How the Buffalo Soldiers Became America’s First National Park Rangers
The soldiers would leave an indelible mark through numerous environmental firsts.
When Congress stood up a collection of all-Black regiments in 1866, the units that would eventually become known as the Buffalo Soldiers wasted little time distinguishing themselves in the face of segregation and a Jim Crow South that relegated them to socio-economic inferiority.
Ordered into service in the expansive Western frontier, stories quickly emerged of combat distinction among the Buffalo Soldiers against Comanche, Cheyenne, Arapahoe, and Kiowa nations, part of a months-long campaign launched by the U.S. Army to displace Natives during the infamous period known as the Red River War.
And while the heritage of the Buffalo Soldiers can trace its roots through numerous armed campaigns until a 1948 order by President Harry Truman ended segregation in the U.S. military, it was their prominent, albeit lesser known role as guardians of federally-owned lands that cemented their legacy as our national park’s first rangers.
Prior to the 1916 establishment of the National Park Service, the job of stewarding such places was left to the United States Army. Of those troops who deployed to regions like Sequoia, Yosemite, and Glacier national parks, a great number were Buffalo Soldiers. In fact, nearly 500 Black soldiers would be deployed to the neighboring Yosemite and Sequoia national parks alone to battle forest fires and eradicate the region’s poachers and timber thieves, according to the National Park Service.
In these wild settings, troops during the late-19th and early 20th centuries built trails, monitored back country regions, acted as law enforcement, and performed routine maintenance, jobs made inherently more challenging due to the intense racial prejudice encountered by the men performing them.
“The Buffalo Soldiers’ work in managing and building the foundation of our earliest national park units helped set a precedent for park management and stewardship that continues today,” authors wrote in a study conducted by the National Park Service.

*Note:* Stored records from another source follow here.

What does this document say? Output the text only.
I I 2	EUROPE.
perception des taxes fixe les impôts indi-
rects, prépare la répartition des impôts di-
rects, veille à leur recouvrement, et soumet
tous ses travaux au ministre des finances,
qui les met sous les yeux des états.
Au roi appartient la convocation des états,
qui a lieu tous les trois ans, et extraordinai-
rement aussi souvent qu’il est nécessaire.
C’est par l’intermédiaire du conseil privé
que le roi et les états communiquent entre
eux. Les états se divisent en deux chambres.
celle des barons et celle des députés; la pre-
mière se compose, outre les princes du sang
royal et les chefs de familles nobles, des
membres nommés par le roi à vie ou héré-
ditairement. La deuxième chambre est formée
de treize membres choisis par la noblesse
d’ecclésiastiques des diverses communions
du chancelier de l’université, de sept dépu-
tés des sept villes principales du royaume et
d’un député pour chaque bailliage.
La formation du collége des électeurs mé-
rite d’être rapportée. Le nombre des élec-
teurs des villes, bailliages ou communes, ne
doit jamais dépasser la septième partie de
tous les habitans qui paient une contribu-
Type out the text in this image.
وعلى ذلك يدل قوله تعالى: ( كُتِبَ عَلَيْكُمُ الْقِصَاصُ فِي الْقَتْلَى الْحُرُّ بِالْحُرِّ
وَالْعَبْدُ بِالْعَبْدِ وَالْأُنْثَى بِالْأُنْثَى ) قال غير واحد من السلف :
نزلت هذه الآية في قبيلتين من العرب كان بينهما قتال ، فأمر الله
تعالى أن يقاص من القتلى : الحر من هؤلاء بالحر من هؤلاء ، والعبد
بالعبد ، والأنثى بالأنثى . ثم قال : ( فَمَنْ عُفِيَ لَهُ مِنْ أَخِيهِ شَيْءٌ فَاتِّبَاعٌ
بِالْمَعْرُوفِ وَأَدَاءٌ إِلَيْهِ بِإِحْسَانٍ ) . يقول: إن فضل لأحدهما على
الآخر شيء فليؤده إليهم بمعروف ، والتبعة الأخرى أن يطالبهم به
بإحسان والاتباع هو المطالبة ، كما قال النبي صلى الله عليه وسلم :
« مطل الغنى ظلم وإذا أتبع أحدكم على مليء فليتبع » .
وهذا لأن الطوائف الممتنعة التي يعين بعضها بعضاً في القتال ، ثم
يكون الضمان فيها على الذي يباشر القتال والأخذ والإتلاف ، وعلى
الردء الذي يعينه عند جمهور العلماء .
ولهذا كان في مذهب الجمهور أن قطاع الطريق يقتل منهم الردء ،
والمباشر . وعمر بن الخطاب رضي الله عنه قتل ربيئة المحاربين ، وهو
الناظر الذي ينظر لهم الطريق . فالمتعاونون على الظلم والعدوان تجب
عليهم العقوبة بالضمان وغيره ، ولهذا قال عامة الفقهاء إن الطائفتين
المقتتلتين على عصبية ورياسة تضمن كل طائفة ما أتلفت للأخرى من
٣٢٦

“They occupied one of the lowest rungs of the social ladder; a fact which served to undercut the authority of any black man who served in any position of power. Yosemite and Sequoia’s Buffalo Soldiers had to be simultaneously strong and diplomatic to fulfill the duties of their job but to avoid giving offense.”
One exception to such restriction was Charles Young, an African-American officer born to enslaved parents, who, in 1903, spent a brief period as the acting superintendent of Sequoia National Park. Among the soaring mountains and rugged foothills of the park, Young oversaw the 9th Cavalry, men who undoubtedly enjoyed a change of scenery after seeing combat in the Philippine-American War.
There, soldiers serving under Young left an indelible mark when, among numerous environmental firsts, they constructed the first-ever trail leading to the peak of Mt. Whitney, the highest summit in the contiguous United States.
Young, who would go on to serve under Brigadier General John J. Pershing in a 1916 expedition to capture Mexican Revolutionary Francisco “Pancho” Villa, wrote about his time at Sequoia in his Report of the Acting Superintendent of Sequoia.
“A journey through this park and the Sierra Forest Reserve to the Mount Whitney country will convince even the least thoughtful man of the needfulness of preserving these mountains just as they are, with their clothing of trees, shrubs, rocks, and vines, and of their importance to the valleys below as reservoirs for storage of water for agricultural and domestic purposes. In this, lies the necessity of forest preservation.”
Today, the accomplishments of Young and the Buffalo Soldiers are immortalized at the Ohio-based Charles Young Buffalo Soldiers National Monument. Numerous additional sites recognize the environmental contributions of the famed regiments, including various national parks, where ranger-led programs and reenactments tap into the little-known history of America’s first national park stewards.